L’époque du simple goodies éphémère, du « gadget » est révolue : aujourd’hui, l’objet publicitaire doit conjuguer utilité, durabilité et responsabilité. Un triptyque qu’Antony Villéger, directeur général de SAMM Trading, a érigé en véritable signature à travers cette nouvelle édition du « Fabs Day ». À cette occasion, une douzaine de « fabuleux fabricants », partenaires de SAMM Trading, étaient réunis pour présenter des produits conçus autour de démarches à la fois innovantes et vertueuses, avec une attention particulière portée à l’impact environnemental. « On a souhaité mettre un peu moins de fabricants cette année. L’an dernier, il y en avait une vingtaine, mais il y a beaucoup de nouveautés et l’idée, c’était de les mettre davantage en avant, de façon plus marquée et plus lisible », explique Antony Villéger.

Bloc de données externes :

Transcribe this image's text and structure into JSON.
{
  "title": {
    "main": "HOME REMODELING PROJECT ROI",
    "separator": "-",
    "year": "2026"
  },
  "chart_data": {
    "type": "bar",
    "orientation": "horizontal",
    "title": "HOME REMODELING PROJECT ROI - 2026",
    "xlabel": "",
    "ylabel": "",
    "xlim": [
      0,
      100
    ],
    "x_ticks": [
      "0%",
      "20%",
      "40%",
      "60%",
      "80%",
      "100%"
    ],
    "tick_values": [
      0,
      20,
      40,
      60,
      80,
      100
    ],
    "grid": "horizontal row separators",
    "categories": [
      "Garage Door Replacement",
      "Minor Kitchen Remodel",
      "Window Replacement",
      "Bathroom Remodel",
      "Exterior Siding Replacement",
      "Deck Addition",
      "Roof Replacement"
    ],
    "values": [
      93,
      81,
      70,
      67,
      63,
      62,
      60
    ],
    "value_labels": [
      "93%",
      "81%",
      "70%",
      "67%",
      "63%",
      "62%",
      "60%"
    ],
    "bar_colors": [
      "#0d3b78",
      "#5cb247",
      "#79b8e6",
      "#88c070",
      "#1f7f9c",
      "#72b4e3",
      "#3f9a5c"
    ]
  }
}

L’éco-conception au coeur de la fabrication

Photo de Ugo Bonhomme
Ugo Bonhomme, fondateur de Les Patineurs met en valeur le savoir-faire maroquinier (Crédits : ND)

À l’instar de l’entreprise nantaise Les Patineurs, fabricants d’accessoires en cuir, pochettes, porte-cartes. « Certains de nos produits sont fabriqués à partir de matières revalorisées à base de bâches usagées de camions », indique Ugo Bonhomme, le fondateur. Les produits sont plébiscités par deux catégories de clients : « La première est ceux qui viennent naturellement vers nous, comme le secteur bancaire et les métiers du chiffre qui aiment bien cette typologie de produits et qui ont une RSE très forte. Ensuite, il y a les nouveaux clients, ciblés par SAMM Trading, dont les équipes connaissent les attentes de telle ou telle entreprise. » Lors de cette journée, 90 sociétés étaient inscrites, locales ou nationales. Un groupe spécialisé dans l’aménagement intérieur, cuisine et salle de bains, cherchait par exemple des objets à remettre à ses salariés travaillant sur ses chantiers lors d’un forum au mois d’octobre. La commande ? « Des objets solides et utiles. »

Marché urbain et premium

Photo de Emeric Brohan
Emeric Brohan présente l’univers pop et urbain de Bini, produits de repas nomades (Crédits : ND)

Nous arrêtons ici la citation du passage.